Сидевшие в камнях и кустах и выжидавшие результатов боя жители окрестных мусульманских сел, видя разгром персиян и теперь уже зная, к кому примкнуть, стали добивать разбегавшихся куда попало иранцев. Еще два лагеря были захвачены при преследовании. Высокая шамхорская башня, сотни лет стоявшая как памятник былого величия Ирана, теперь стала свидетелем разгрома десятитысячной персидской армии.
— Хорошо воевал, Александр-джан! — сказал Мадатов. — Твоя рота штыками положила немало врагов.
— Ваше сиятельство, как вы могли видеть действия моей роты? Ведь все дрались отлично, и конница, и пехота! — удивился поручик.
— Командир должен видеть все! И Эристов, и Вачнадзе, и Власов — все дрались великолепно. Но и твоя рота бешено атаковала центр.

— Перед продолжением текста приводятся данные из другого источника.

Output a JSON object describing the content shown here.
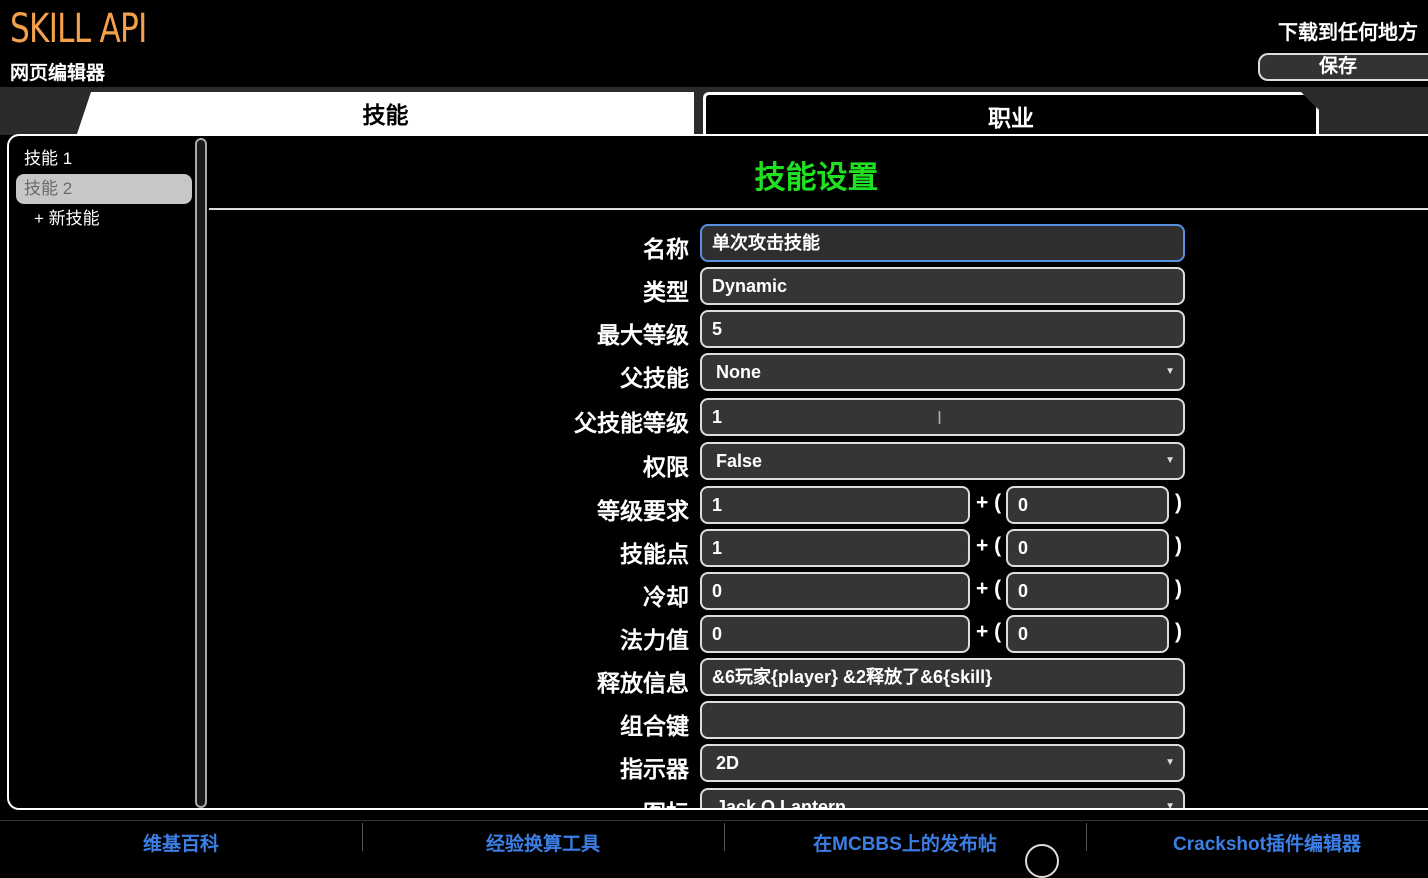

Сколько взял зембуреков?
— Три фальконета и гвардейское знамя, ваше сиятельство!
— Кто овладел знаменем?
— Младший унтер-офицер Елохин. Он заколол знаменщика и двух джанбазов, защищавших знамя!
— Знаю его, — усмехнулся Мадатов. — Мне про него Алексей Петрович рассказывал. Старый солдат, кутузовской школы. Представь его к третьему Георгию и производству в старшие унтеры. А теперь, генацвале, собирайся. В Тифлис, к генералу поедешь.
— Алексею Петровичу?
— К нему! Да что ты удивляешься? С донесением о сражении всегда посылают наиболее отличившихся офицеров. Ну, а ты и знамя взял и фальконеты захватил! Собирайся, это приказ и никаких разговоров!
— Когда прикажете ехать? — становясь «смирно», спросил Небольсин.
— Сегодня в ночь. Пять казаков тебе хватит в охрану?
— Довольно и двух, ваше сиятельство. Разрешите только взять с собой Елохина.
— Бери, бери. Это ему вместо отдыха будет.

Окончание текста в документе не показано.